Tuesday, March 06, 2018

Plus A Driver

Being able to drive unassisted for big chunks of highway driving is neat, and maybe of some value, but it's hardly a revolution.


Uber’s big push to dominate the trucking industry took a leap forward today with the announcement that the ride-hailing giant is now operating its fleet of self-driving trucks on its freight-hauling app. The shipments are taking place in Arizona, where the ride-hailing giant is also testing out its robot taxis. Uber said it is using a transfer hub model, in which the trucks drive autonomously on the highway and human drivers take over for the last miles.


The trailer is transferred to the self-driving truck, which then drives autonomously for the long-haul, highway portion of the trip — including a safety driver behind the wheel. Near the destination, the self-driving truck exits the highway and takes the load to a second transfer hub.
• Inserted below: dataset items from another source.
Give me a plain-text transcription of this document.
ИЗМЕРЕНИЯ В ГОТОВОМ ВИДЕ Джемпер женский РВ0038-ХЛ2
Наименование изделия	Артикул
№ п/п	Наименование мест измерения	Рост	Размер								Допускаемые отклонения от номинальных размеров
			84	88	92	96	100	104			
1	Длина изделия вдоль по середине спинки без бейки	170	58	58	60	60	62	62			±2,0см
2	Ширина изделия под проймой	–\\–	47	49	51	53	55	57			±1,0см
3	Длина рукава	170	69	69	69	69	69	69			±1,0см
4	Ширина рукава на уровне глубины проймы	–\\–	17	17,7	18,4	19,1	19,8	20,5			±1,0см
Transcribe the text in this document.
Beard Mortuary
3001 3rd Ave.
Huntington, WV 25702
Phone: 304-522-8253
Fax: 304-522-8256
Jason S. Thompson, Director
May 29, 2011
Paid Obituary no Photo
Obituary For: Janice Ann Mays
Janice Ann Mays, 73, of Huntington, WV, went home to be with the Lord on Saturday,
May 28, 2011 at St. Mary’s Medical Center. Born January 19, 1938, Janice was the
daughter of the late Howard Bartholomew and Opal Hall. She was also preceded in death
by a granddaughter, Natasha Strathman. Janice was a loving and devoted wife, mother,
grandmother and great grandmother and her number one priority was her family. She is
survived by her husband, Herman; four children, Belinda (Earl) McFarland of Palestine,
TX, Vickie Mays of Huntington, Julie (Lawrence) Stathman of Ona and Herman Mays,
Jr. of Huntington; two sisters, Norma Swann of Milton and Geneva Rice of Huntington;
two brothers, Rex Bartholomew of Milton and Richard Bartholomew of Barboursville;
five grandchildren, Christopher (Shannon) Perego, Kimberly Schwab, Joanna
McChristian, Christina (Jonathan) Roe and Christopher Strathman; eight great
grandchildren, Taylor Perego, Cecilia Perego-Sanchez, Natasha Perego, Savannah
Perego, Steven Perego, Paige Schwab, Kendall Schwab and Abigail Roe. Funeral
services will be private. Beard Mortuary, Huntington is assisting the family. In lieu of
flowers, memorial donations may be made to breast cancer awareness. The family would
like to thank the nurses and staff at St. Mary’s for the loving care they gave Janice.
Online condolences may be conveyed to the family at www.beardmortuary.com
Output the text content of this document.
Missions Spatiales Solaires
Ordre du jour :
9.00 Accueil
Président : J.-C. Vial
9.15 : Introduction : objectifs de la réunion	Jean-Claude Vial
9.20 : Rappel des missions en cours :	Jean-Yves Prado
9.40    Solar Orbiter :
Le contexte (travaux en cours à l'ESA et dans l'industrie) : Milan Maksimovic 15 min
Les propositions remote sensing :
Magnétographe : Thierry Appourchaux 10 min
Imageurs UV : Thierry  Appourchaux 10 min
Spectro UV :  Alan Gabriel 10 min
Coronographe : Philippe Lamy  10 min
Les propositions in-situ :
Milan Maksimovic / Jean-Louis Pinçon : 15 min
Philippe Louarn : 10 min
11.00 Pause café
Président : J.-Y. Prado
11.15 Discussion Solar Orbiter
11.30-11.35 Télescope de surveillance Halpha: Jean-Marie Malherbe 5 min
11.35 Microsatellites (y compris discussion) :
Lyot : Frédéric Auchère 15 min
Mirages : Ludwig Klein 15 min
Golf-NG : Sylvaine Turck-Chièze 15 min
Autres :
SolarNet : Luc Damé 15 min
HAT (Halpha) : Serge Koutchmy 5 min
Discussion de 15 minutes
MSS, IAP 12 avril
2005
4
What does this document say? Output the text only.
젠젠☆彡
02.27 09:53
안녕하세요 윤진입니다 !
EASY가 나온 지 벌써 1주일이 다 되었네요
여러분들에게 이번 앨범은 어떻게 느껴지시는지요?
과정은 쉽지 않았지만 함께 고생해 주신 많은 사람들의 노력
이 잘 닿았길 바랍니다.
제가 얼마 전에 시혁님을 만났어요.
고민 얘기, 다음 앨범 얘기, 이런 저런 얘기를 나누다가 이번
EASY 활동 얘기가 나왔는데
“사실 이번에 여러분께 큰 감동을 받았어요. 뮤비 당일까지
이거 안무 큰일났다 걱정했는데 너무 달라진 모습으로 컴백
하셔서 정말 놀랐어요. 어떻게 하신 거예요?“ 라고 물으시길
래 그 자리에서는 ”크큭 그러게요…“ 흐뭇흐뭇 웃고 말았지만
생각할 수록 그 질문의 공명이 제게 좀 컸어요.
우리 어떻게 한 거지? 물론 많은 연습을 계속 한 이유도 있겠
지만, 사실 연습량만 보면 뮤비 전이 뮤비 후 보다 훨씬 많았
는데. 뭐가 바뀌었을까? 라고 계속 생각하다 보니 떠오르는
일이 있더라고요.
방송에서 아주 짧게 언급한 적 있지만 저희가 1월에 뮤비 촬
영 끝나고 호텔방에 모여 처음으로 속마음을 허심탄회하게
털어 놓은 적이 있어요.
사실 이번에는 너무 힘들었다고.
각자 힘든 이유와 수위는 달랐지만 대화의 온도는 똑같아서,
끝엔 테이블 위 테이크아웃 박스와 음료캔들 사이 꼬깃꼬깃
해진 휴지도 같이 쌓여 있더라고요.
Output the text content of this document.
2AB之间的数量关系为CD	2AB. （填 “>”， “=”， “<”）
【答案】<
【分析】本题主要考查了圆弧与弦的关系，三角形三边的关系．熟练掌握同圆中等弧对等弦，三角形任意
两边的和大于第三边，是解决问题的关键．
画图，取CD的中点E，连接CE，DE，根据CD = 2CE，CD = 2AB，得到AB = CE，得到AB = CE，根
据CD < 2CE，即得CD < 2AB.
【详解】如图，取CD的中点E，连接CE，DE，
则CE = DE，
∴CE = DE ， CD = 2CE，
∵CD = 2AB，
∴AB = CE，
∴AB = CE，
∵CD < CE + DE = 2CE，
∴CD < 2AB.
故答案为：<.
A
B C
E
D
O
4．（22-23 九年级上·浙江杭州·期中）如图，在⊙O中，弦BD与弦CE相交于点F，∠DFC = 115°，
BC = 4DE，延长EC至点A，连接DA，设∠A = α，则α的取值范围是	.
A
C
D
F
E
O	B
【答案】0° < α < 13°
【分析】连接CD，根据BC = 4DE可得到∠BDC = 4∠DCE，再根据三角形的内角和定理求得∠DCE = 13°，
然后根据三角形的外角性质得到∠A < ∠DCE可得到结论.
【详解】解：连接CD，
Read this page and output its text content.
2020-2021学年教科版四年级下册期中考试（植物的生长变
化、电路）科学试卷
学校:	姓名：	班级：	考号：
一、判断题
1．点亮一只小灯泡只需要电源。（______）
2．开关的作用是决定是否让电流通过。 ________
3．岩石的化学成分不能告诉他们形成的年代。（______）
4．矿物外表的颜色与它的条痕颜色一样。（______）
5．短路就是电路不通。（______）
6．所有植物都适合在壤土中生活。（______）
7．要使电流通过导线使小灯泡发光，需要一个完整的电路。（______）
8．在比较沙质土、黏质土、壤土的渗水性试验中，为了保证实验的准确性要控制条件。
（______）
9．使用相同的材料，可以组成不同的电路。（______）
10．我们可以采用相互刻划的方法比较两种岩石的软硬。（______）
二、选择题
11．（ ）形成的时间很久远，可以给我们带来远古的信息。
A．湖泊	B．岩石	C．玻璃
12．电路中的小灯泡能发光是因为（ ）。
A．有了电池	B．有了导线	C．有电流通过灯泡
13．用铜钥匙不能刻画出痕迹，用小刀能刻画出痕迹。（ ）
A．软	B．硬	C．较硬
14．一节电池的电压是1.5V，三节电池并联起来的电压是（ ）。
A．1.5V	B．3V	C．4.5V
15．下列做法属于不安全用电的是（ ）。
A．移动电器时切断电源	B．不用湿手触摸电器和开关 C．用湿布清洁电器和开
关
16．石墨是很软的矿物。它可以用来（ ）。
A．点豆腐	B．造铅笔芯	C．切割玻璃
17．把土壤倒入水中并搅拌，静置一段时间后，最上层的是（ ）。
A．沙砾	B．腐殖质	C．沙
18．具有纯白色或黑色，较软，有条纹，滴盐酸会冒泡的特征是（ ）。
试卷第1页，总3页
A second driver in a conventional truck picks up the trailer and provides the short haul for delivery to the final destination. That driver just dropped off a different load at the same hub before receiving the autonomous truck delivery.

Anyway, this is the point I keep trying to make. To the extent that the technology works it'll be more neat than useful or efficiency enhancing (cost reducing). Might be a bit! Just not that much. You still have a "safety driver" and an additional coordination issue with the transfer hubs (transfer hubs already exist but not for precisely this purpose generally).